The pipeline has these stages:

1. **Storyboard** (`storyboard.py`) — Declares narration text and screen actions. No timestamps — timing comes from sync frames.

2. **Sync frame injection** (`sync_frames.py`) — Inject green QR-code overlay frames into the browser at narration bracket boundaries for frame-accurate sync.

3. **TTS generation** (`tts.py`) — Convert narration text to speech audio files. Pluggable backend; ships with Kokoro TTS.

4. **Sync detection** (`sync_detect.py`) — Extract frames from the recorded video, detect green sync frames, decode QR codes to map video frames to narration events.

5. **Freeze frame calculation** (`freeze_frames.py`) — When narration audio is longer than the on-screen action, calculate where to insert freeze frames so audio and video stay in sync.

6. **Video merge** (`merge.py`) — Orchestrate FFmpeg to build the final video: strip sync frames, insert freeze frames, overlay audio, cut dead air gaps.

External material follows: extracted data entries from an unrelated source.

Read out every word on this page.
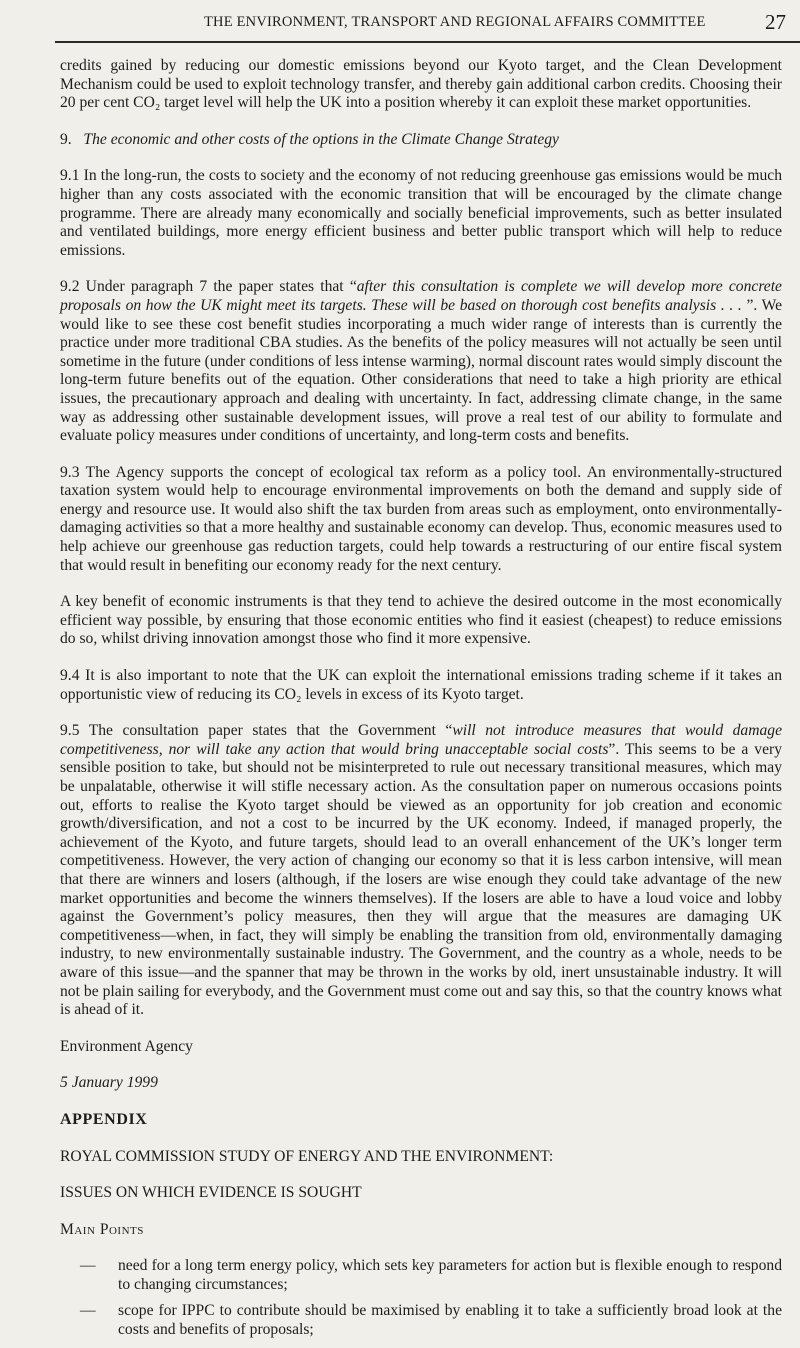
THE ENVIRONMENT, TRANSPORT AND REGIONAL AFFAIRS COMMITTEE	27

credits gained by reducing our domestic emissions beyond our Kyoto target, and the Clean Development Mechanism could be used to exploit technology transfer, and thereby gain additional carbon credits. Choosing their 20 per cent CO₂ target level will help the UK into a position whereby it can exploit these market opportunities.

9. The economic and other costs of the options in the Climate Change Strategy

9.1 In the long-run, the costs to society and the economy of not reducing greenhouse gas emissions would be much higher than any costs associated with the economic transition that will be encouraged by the climate change programme. There are already many economically and socially beneficial improvements, such as better insulated and ventilated buildings, more energy efficient business and better public transport which will help to reduce emissions.

9.2 Under paragraph 7 the paper states that “after this consultation is complete we will develop more concrete proposals on how the UK might meet its targets. These will be based on thorough cost benefits analysis . . . ”. We would like to see these cost benefit studies incorporating a much wider range of interests than is currently the practice under more traditional CBA studies. As the benefits of the policy measures will not actually be seen until sometime in the future (under conditions of less intense warming), normal discount rates would simply discount the long-term future benefits out of the equation. Other considerations that need to take a high priority are ethical issues, the precautionary approach and dealing with uncertainty. In fact, addressing climate change, in the same way as addressing other sustainable development issues, will prove a real test of our ability to formulate and evaluate policy measures under conditions of uncertainty, and long-term costs and benefits.

9.3 The Agency supports the concept of ecological tax reform as a policy tool. An environmentally-structured taxation system would help to encourage environmental improvements on both the demand and supply side of energy and resource use. It would also shift the tax burden from areas such as employment, onto environmentally-damaging activities so that a more healthy and sustainable economy can develop. Thus, economic measures used to help achieve our greenhouse gas reduction targets, could help towards a restructuring of our entire fiscal system that would result in benefiting our economy ready for the next century.

A key benefit of economic instruments is that they tend to achieve the desired outcome in the most economically efficient way possible, by ensuring that those economic entities who find it easiest (cheapest) to reduce emissions do so, whilst driving innovation amongst those who find it more expensive.

9.4 It is also important to note that the UK can exploit the international emissions trading scheme if it takes an opportunistic view of reducing its CO₂ levels in excess of its Kyoto target.

9.5 The consultation paper states that the Government “will not introduce measures that would damage competitiveness, nor will take any action that would bring unacceptable social costs”. This seems to be a very sensible position to take, but should not be misinterpreted to rule out necessary transitional measures, which may be unpalatable, otherwise it will stifle necessary action. As the consultation paper on numerous occasions points out, efforts to realise the Kyoto target should be viewed as an opportunity for job creation and economic growth/diversification, and not a cost to be incurred by the UK economy. Indeed, if managed properly, the achievement of the Kyoto, and future targets, should lead to an overall enhancement of the UK’s longer term competitiveness. However, the very action of changing our economy so that it is less carbon intensive, will mean that there are winners and losers (although, if the losers are wise enough they could take advantage of the new market opportunities and become the winners themselves). If the losers are able to have a loud voice and lobby against the Government’s policy measures, then they will argue that the measures are damaging UK competitiveness—when, in fact, they will simply be enabling the transition from old, environmentally damaging industry, to new environmentally sustainable industry. The Government, and the country as a whole, needs to be aware of this issue—and the spanner that may be thrown in the works by old, inert unsustainable industry. It will not be plain sailing for everybody, and the Government must come out and say this, so that the country knows what is ahead of it.

Environment Agency

5 January 1999

APPENDIX

ROYAL COMMISSION STUDY OF ENERGY AND THE ENVIRONMENT:

ISSUES ON WHICH EVIDENCE IS SOUGHT

Main Points

— need for a long term energy policy, which sets key parameters for action but is flexible enough to respond to changing circumstances;
— scope for IPPC to contribute should be maximised by enabling it to take a sufficiently broad look at the costs and benefits of proposals;
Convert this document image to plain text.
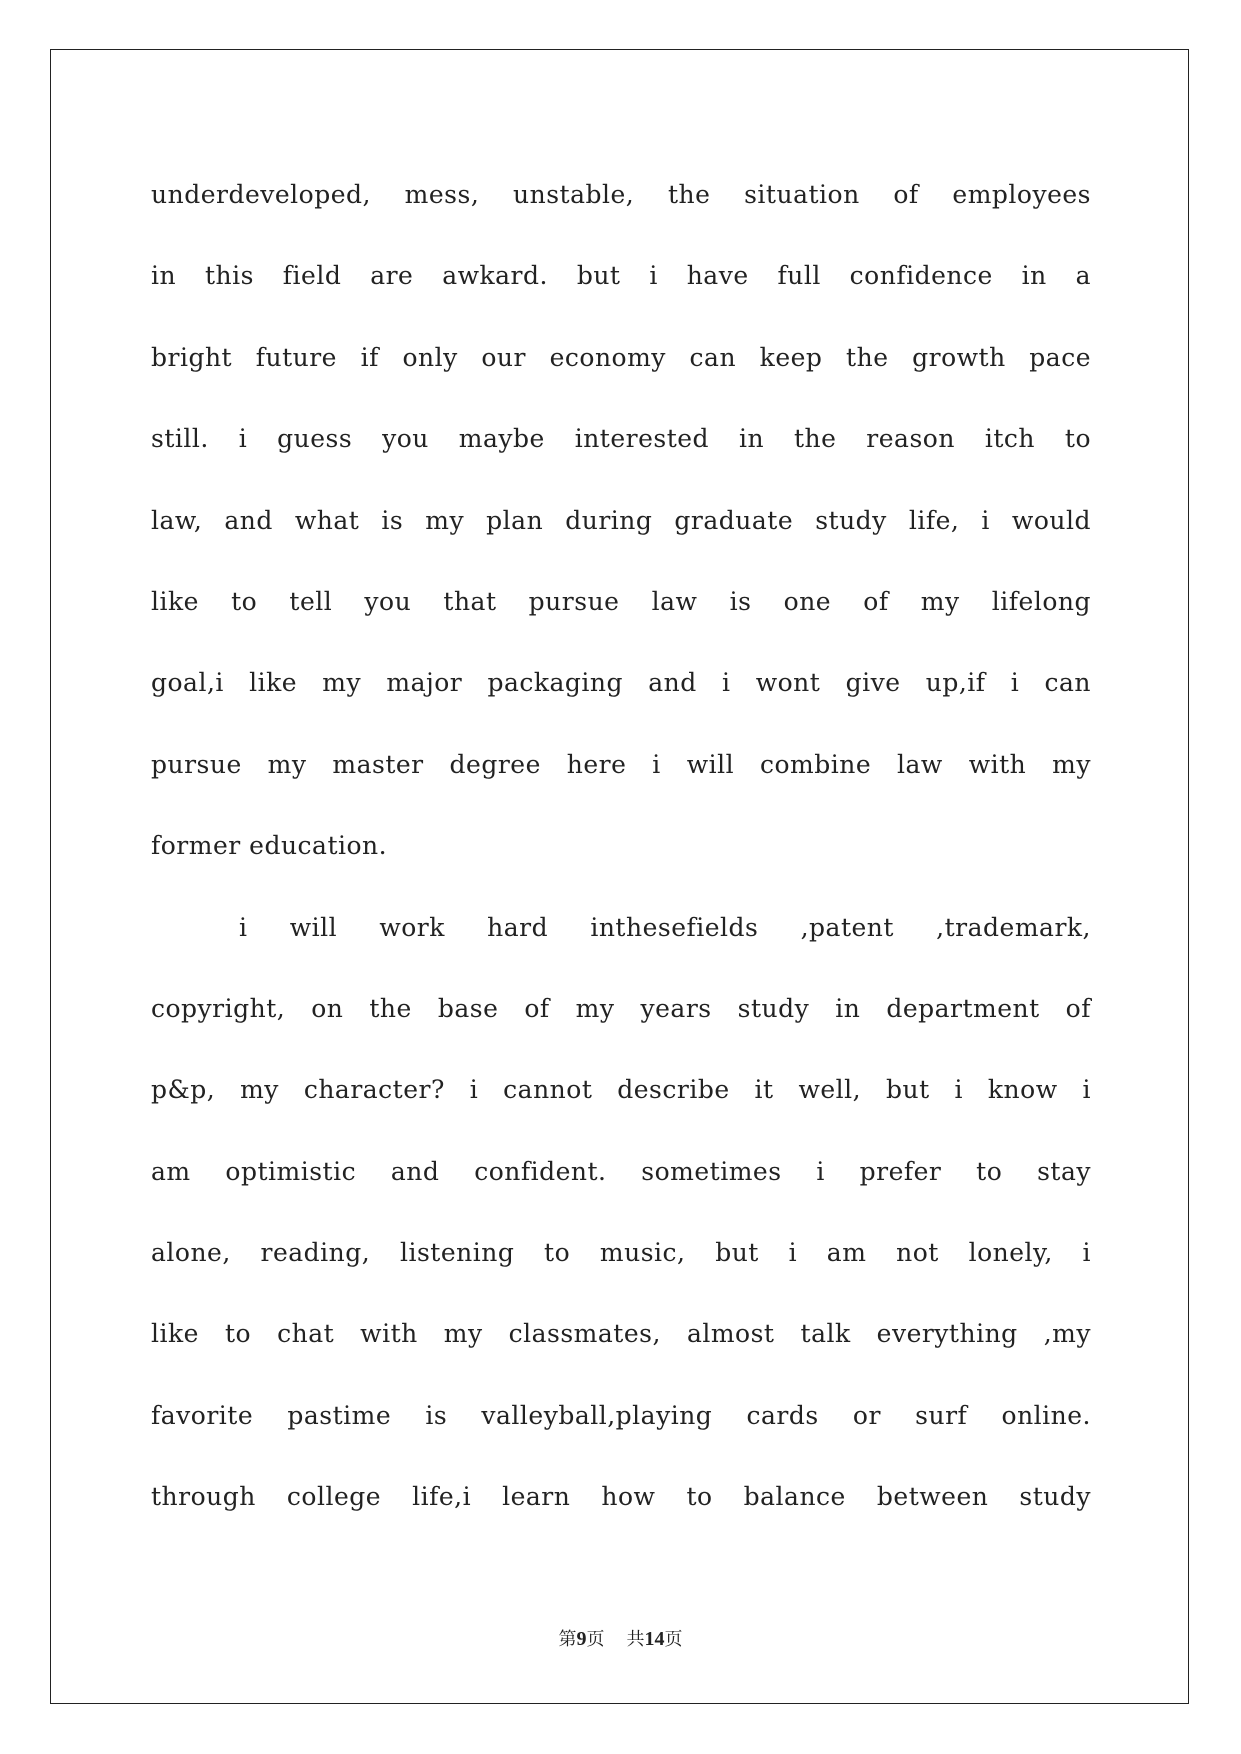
underdeveloped, mess, unstable, the situation of employees
in this field are awkard. but i have full confidence in a
bright future if only our economy can keep the growth pace
still. i guess you maybe interested in the reason itch to
law, and what is my plan during graduate study life, i would
like to tell you that pursue law is one of my lifelong
goal,i like my major packaging and i wont give up,if i can
pursue my master degree here i will combine law with my
former education.
i will work hard inthesefields ,patent ,trademark,
copyright, on the base of my years study in department of
p&p, my character? i cannot describe it well, but i know i
am optimistic and confident. sometimes i prefer to stay
alone, reading, listening to music, but i am not lonely, i
like to chat with my classmates, almost talk everything ,my
favorite pastime is valleyball,playing cards or surf online.
through college life,i learn how to balance between study
第9页 共14页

7. **Timeline visualization** (`timeline_html.py`) — Generate an interactive HTML timeline showing bracket positions, freeze frames, gap cuts, and audio durations.

## Custom TTS Backend

Implement the `TTSBackend` protocol:

```python
from screencast_narrator.tts import TTSBackend
from pathlib import Path

class MyTTS(TTSBackend):
    def generate(self, text: str, output_path: Path) -> None:
        # Generate audio file at output_path
        ...

# Use it
from screencast_narrator.merge import process
process(target_dir, tts_backend=MyTTS())
```

## Development

```bash
git clone https://github.com/mmarinschek/screencast-narrator.git
cd screencast-narrator
pip install -e ".[dev,tts]"

# Run tests
pytest tests/ -v

# On macOS, if pyzbar can't find libzbar:
DYLD_LIBRARY_PATH=/opt/homebrew/lib pytest tests/ -v
```

## License

Apache License 2.0 — see [LICENSE](LICENSE).